In [None]:
import torch
import torch.nn as nn
import torchvision.models as models
from torchvision import datasets, transforms
from torch.utils.data import DataLoader, DistributedSampler
import torch.optim as optim


class ResNet18ModelParallel(nn.Module):
    def __init__(self):
        super(ResNet18ModelParallel, self).__init__()
        original_model = models.resnet18(pretrained=True)
        
        # Split the model at the convolutional part and the fully connected part
        self.part1 = nn.Sequential(
            *list(original_model.children())[:-2]
        ).to('cuda:0')  # Assuming you have at least two GPUs
        
        self.part2 = nn.Sequential(
            nn.AdaptiveAvgPool2d((1, 1)),
            nn.Flatten(),
            *list(original_model.children())[-2:]
        ).to('cuda:1')  # Second part on the second GPU
        
    def forward(self, x):
        x = self.part1(x.to('cuda:0'))  # Move input to GPU 0 and forward through part1
        x = x.to('cuda:1')  # Move intermediate output to GPU 1
        x = self.part2(x)  # Forward through part2 on GPU 1
        return x

def main():
    transform = transforms.Compose([
        transforms.Resize(256),
        transforms.CenterCrop(224),
        transforms.ToTensor(),
        transforms.Normalize(mean=[0.485, 0.456, 0.406], std=[0.229, 0.224, 0.225]),
    ])

    train_dataset = datasets.CIFAR10(root='./data', train=True, download=True, transform=transform)
    train_loader = DataLoader(train_dataset, batch_size=64, shuffle=True, num_workers=4, pin_memory=True)
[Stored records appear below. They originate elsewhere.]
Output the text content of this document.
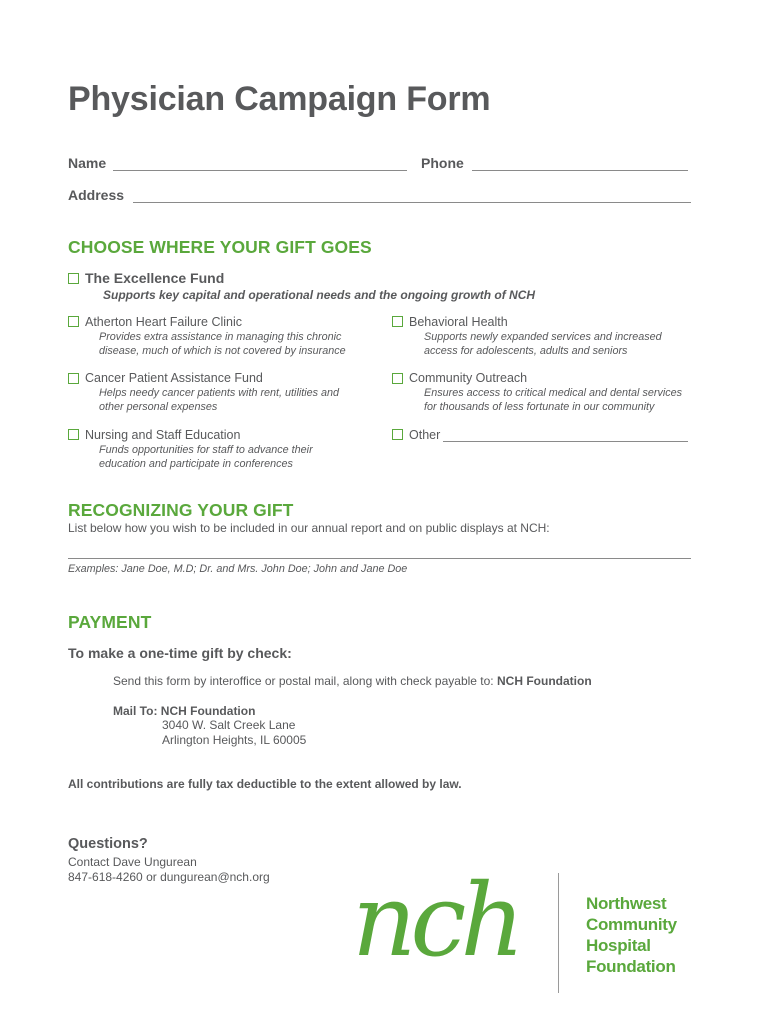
Physician Campaign Form
Name	Phone
Address
CHOOSE WHERE YOUR GIFT GOES
The Excellence Fund
Supports key capital and operational needs and the ongoing growth of NCH
Atherton Heart Failure Clinic
Provides extra assistance in managing this chronic
disease, much of which is not covered by insurance
Cancer Patient Assistance Fund
Helps needy cancer patients with rent, utilities and
other personal expenses
Nursing and Staff Education
Funds opportunities for staff to advance their
education and participate in conferences
Behavioral Health
Supports newly expanded services and increased
access for adolescents, adults and seniors
Community Outreach
Ensures access to critical medical and dental services
for thousands of less fortunate in our community
Other
RECOGNIZING YOUR GIFT
List below how you wish to be included in our annual report and on public displays at NCH:
Examples: Jane Doe, M.D; Dr. and Mrs. John Doe; John and Jane Doe
PAYMENT
To make a one-time gift by check:
Send this form by interoffice or postal mail, along with check payable to: NCH Foundation
Mail To: NCH Foundation
3040 W. Salt Creek Lane
Arlington Heights, IL 60005
All contributions are fully tax deductible to the extent allowed by law.
Questions?
Contact Dave Ungurean
847-618-4260 or dungurean@nch.org nch	Northwest
Community
Hospital
Foundation
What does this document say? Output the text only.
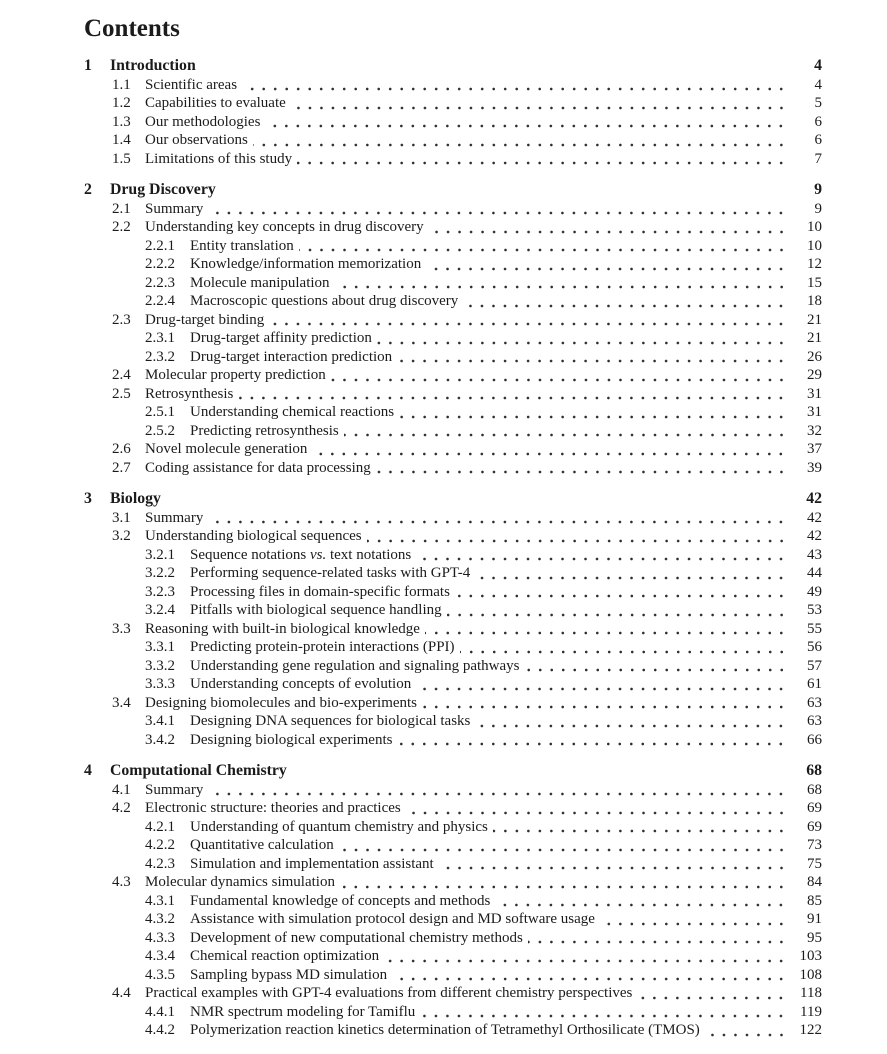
Contents
1	Introduction	4
1.1 Scientific areas	4
1.2 Capabilities to evaluate	5
1.3 Our methodologies	6
1.4 Our observations	6
1.5 Limitations of this study	7
2	Drug Discovery	9
2.1 Summary	9
2.2 Understanding key concepts in drug discovery	10
2.2.1	Entity translation	10
2.2.2	Knowledge/information memorization	12
2.2.3	Molecule manipulation	15
2.2.4	Macroscopic questions about drug discovery	18
2.3 Drug-target binding	21
2.3.1	Drug-target affinity prediction	21
2.3.2	Drug-target interaction prediction	26
2.4 Molecular property prediction	29
2.5 Retrosynthesis	31
2.5.1	Understanding chemical reactions	31
2.5.2	Predicting retrosynthesis	32
2.6 Novel molecule generation	37
2.7 Coding assistance for data processing	39
3	Biology	42
3.1 Summary	42
3.2 Understanding biological sequences	42
3.2.1	Sequence notations vs. text notations	43
3.2.2	Performing sequence-related tasks with GPT-4	44
3.2.3	Processing files in domain-specific formats	49
3.2.4	Pitfalls with biological sequence handling	53
3.3 Reasoning with built-in biological knowledge	55
3.3.1	Predicting protein-protein interactions (PPI)	56
3.3.2	Understanding gene regulation and signaling pathways	57
3.3.3	Understanding concepts of evolution	61
3.4 Designing biomolecules and bio-experiments	63
3.4.1	Designing DNA sequences for biological tasks	63
3.4.2	Designing biological experiments	66
4	Computational Chemistry	68
4.1 Summary	68
4.2 Electronic structure: theories and practices	69
4.2.1	Understanding of quantum chemistry and physics	69
4.2.2	Quantitative calculation	73
4.2.3	Simulation and implementation assistant	75
4.3 Molecular dynamics simulation	84
4.3.1	Fundamental knowledge of concepts and methods	85
4.3.2	Assistance with simulation protocol design and MD software usage	91
4.3.3	Development of new computational chemistry methods	95
4.3.4	Chemical reaction optimization	103
4.3.5	Sampling bypass MD simulation	108
4.4 Practical examples with GPT-4 evaluations from different chemistry perspectives	118
4.4.1	NMR spectrum modeling for Tamiflu	119
4.4.2	Polymerization reaction kinetics determination of Tetramethyl Orthosilicate (TMOS)	122
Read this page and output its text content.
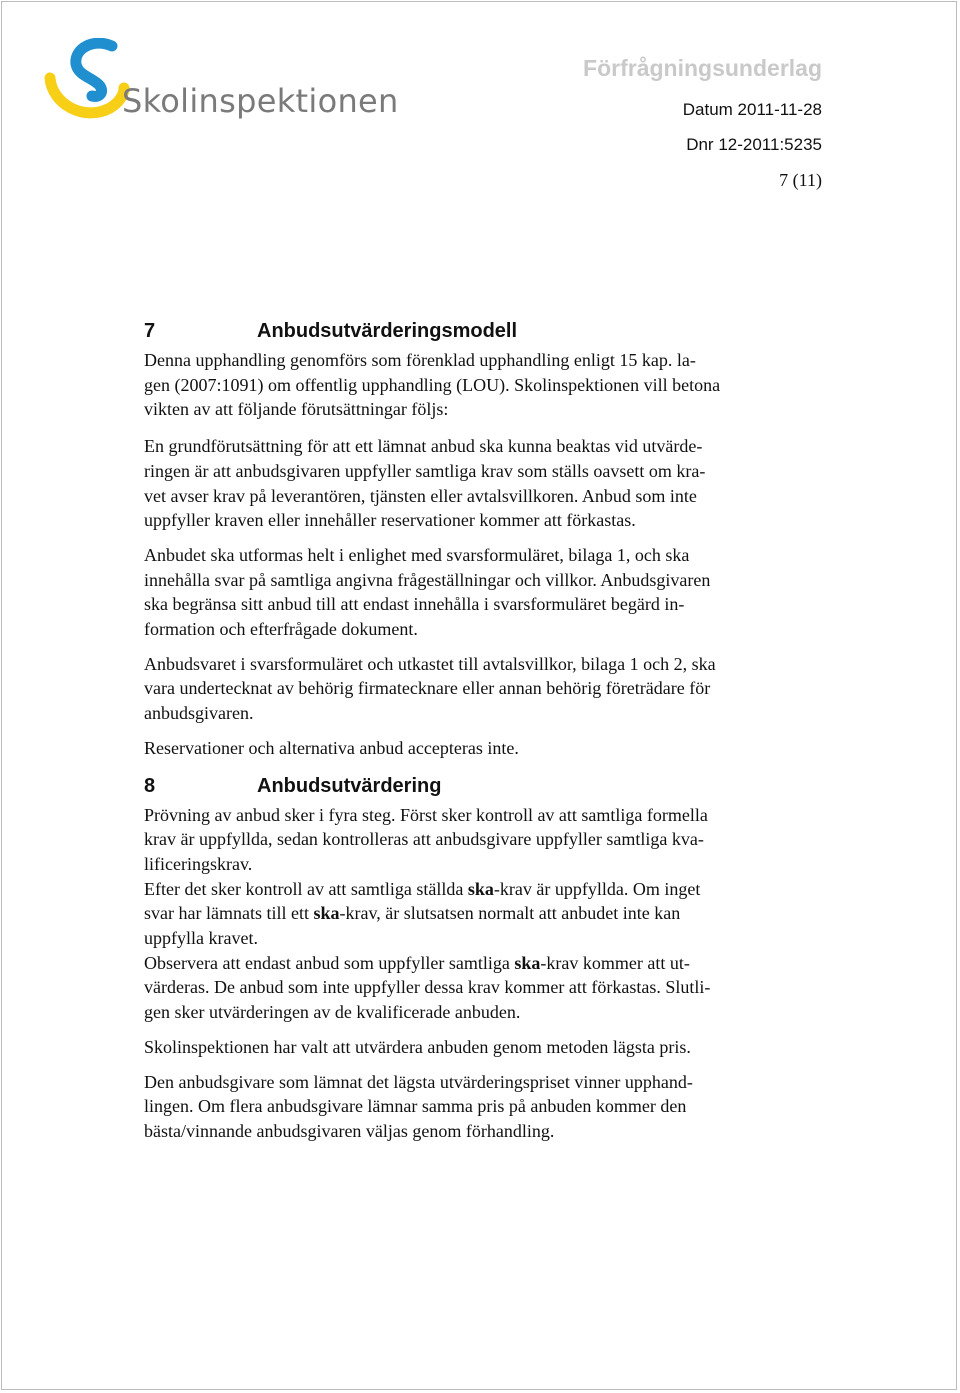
Skolinspektionen
Förfrågningsunderlag
Datum 2011-11-28
Dnr 12-2011:5235
7 (11)
7	Anbudsutvärderingsmodell

Denna upphandling genomförs som förenklad upphandling enligt 15 kap. la-
gen (2007:1091) om offentlig upphandling (LOU). Skolinspektionen vill betona
vikten av att följande förutsättningar följs:

En grundförutsättning för att ett lämnat anbud ska kunna beaktas vid utvärde-
ringen är att anbudsgivaren uppfyller samtliga krav som ställs oavsett om kra-
vet avser krav på leverantören, tjänsten eller avtalsvillkoren. Anbud som inte
uppfyller kraven eller innehåller reservationer kommer att förkastas.

Anbudet ska utformas helt i enlighet med svarsformuläret, bilaga 1, och ska
innehålla svar på samtliga angivna frågeställningar och villkor. Anbudsgivaren
ska begränsa sitt anbud till att endast innehålla i svarsformuläret begärd in-
formation och efterfrågade dokument.

Anbudsvaret i svarsformuläret och utkastet till avtalsvillkor, bilaga 1 och 2, ska
vara undertecknat av behörig firmatecknare eller annan behörig företrädare för
anbudsgivaren.

Reservationer och alternativa anbud accepteras inte.

8	Anbudsutvärdering

Prövning av anbud sker i fyra steg. Först sker kontroll av att samtliga formella
krav är uppfyllda, sedan kontrolleras att anbudsgivare uppfyller samtliga kva-
lificeringskrav.

Efter det sker kontroll av att samtliga ställda ska-krav är uppfyllda. Om inget
svar har lämnats till ett ska-krav, är slutsatsen normalt att anbudet inte kan
uppfylla kravet.

Observera att endast anbud som uppfyller samtliga ska-krav kommer att ut-
värderas. De anbud som inte uppfyller dessa krav kommer att förkastas. Slutli-
gen sker utvärderingen av de kvalificerade anbuden.

Skolinspektionen har valt att utvärdera anbuden genom metoden lägsta pris.

Den anbudsgivare som lämnat det lägsta utvärderingspriset vinner upphand-
lingen. Om flera anbudsgivare lämnar samma pris på anbuden kommer den
bästa/vinnande anbudsgivaren väljas genom förhandling.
    model = ResNet18ModelParallel()
    
    criterion = nn.CrossEntropyLoss().to('cuda:1')  # Assuming the loss calculation happens on the second GPU
    optimizer = optim.SGD(model.parameters(), lr=0.001, momentum=0.9)
    
    model.train()
    for epoch in range(10):
        for inputs, labels in train_loader:
            optimizer.zero_grad()
            
            outputs = model(inputs)
            loss = criterion(outputs, labels.to('cuda:1'))  # Move labels to GPU 1 where the output resides
            loss.backward()
            optimizer.step()
            
            print(f'Loss: {loss.item()}')
                
    print('Finished Training')

if __name__ == '__main__':
    main()


cuda:0: The first part of the ResNet18 model, consisting of the convolutional layers, is placed on the first GPU. This device is used for processing the initial stages of the model's forward pass.  

cuda:1: The second part of the model, including the adaptive average pooling, flattening, and the fully connected layers, is placed on the second GPU. This device is used for completing the forward pass and for calculating the loss and backpropagation.